Потерявшись в своих мыслях, Винтер только через секунду поняла, что машины отца нет на подъездной дорожке. Она не стала заглядывать в гараж. Уже много лет он завален контейнерами с книгами. Только чудесное вмешательство могло расчистить место для автомобиля.
Так где же он пропадал в шесть часов вечера в субботу?
Винтер обдумала возможные варианты. Он мог быть на ужине. Или навещал отца в больнице. Оба предположения вполне разумны, но она знала, что это не так.
Если ее отца нет дома, значит, он на работе. А раз машины на улице нет, значит, он собирался остаться надолго. Он садился за руль только тогда, когда задерживался до позднего вечера.
Ноа повернулся и посмотрел на нее.
— Полагаю, ты не хочешь вернуться в коттедж?
Винтер покачала головой.
— Нет, давай попробуем съездить в колледж.
Ноа не стал указывать на то, что коробки ее матери пролежали в шкафу двадцать пять лет и, без сомнения, пролежат там еще несколько дней. Вместо этого он выехал задним ходом с подъездной дорожки и проехал небольшое расстояние до колледжа, заехав на гостевую парковку.
Винтер огляделась, удивленная количеством машин. В субботу не проводилось никаких вечерних занятий, а дома братства и сестринства находились на другой стороне кампуса. Так почему же здесь так много людей?
Только когда они шли к административному зданию, и Винтер услышала звуки струнного квартета, она поняла, почему здесь так много посетителей.
— Сегодня вечером будет художественная выставка, — сказала она и повернулась, чтобы пойти по дорожке из плитняка, которая пересекала площадь.
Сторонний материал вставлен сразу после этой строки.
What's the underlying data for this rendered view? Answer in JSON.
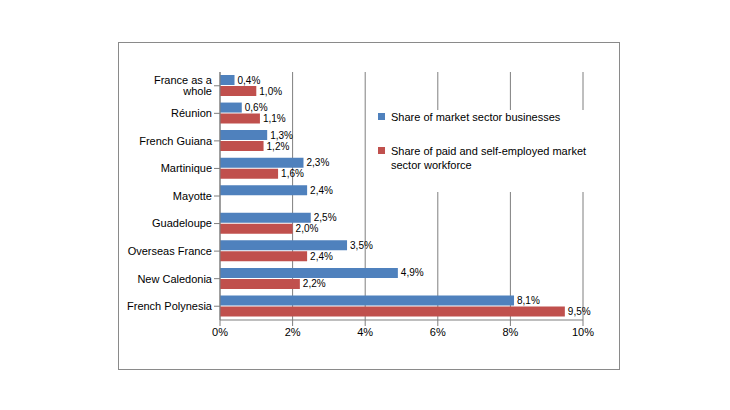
{
  "chart_data": {
    "type": "bar",
    "orientation": "horizontal",
    "categories": [
      "France as a whole",
      "Réunion",
      "French Guiana",
      "Martinique",
      "Mayotte",
      "Guadeloupe",
      "Overseas France",
      "New Caledonia",
      "French Polynesia"
    ],
    "series": [
      {
        "name": "Share of market sector businesses",
        "color": "#4f81bd",
        "values": [
          0.4,
          0.6,
          1.3,
          2.3,
          2.4,
          2.5,
          3.5,
          4.9,
          8.1
        ],
        "value_labels": [
          "0,4%",
          "0,6%",
          "1,3%",
          "2,3%",
          "2,4%",
          "2,5%",
          "3,5%",
          "4,9%",
          "8,1%"
        ]
      },
      {
        "name": "Share of paid and self-employed market sector workforce",
        "color": "#c0504d",
        "values": [
          1.0,
          1.1,
          1.2,
          1.6,
          null,
          2.0,
          2.4,
          2.2,
          9.5
        ],
        "value_labels": [
          "1,0%",
          "1,1%",
          "1,2%",
          "1,6%",
          null,
          "2,0%",
          "2,4%",
          "2,2%",
          "9,5%"
        ]
      }
    ],
    "xlim": [
      0,
      10
    ],
    "xticks": [
      {
        "value": 0,
        "label": "0%"
      },
      {
        "value": 2,
        "label": "2%"
      },
      {
        "value": 4,
        "label": "4%"
      },
      {
        "value": 6,
        "label": "6%"
      },
      {
        "value": 8,
        "label": "8%"
      },
      {
        "value": 10,
        "label": "10%"
      }
    ],
    "grid": true,
    "legend": "upper right",
    "data_labels": true
  }
}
Несколько студентов толпились на открытой лужайке, бросая фрисби в свете ламп, выстроившихся вдоль дорожки. Несколько амбициозных бегунов пронеслись мимо них, но в целом вечер был тихим.
Дойдя до здания из коричневого камня, слишком громоздкого и приземистого, чтобы претендовать на звание архитектурной достопримечательности, она толкнула тяжелую дверь и шагнула внутрь. Мгновенно их окружили звуки Моцарта, наполнившие воздух и поманившие их по коридору к стеклянной оранжерее в дальнем конце.
— Почему нас интересует художественная выставка? — поинтересовался Ноа, идя рядом с ней и недовольно хмурясь.
— Есть вероятность, что именно там находится мой отец, — сказала она ему. — Кроме того, я хочу поговорить с доктором Пейтоном. Я уверена, что он отвечает за ее проведение.
— Почему ты хочешь поговорить с ним?
— Я слышала не от одного человека, что у него был продолжительный роман с моей мамой. — Винтер пожала плечами. — К тому же, он получил деньги на свой летний художественный лагерь по завещанию моей мамы. У него не меньше причин желать ее смерти, чем у кого-либо другого.
Они остановились у двойных стеклянных дверей, и оба заглянули в зимний сад, превращенный в художественную галерею. Она была традиционной, с гладкими стенами, покрытыми различными картинами и постаментами для небольших статуй и керамики. В самом центре комнаты находилась круговая лестница, ведущая на чердак. А в задней части располагался помост, на котором играл квартет. Освещение в зале оставалось приглушенным, а пол устилали ковры, чтобы заглушить звук шагов.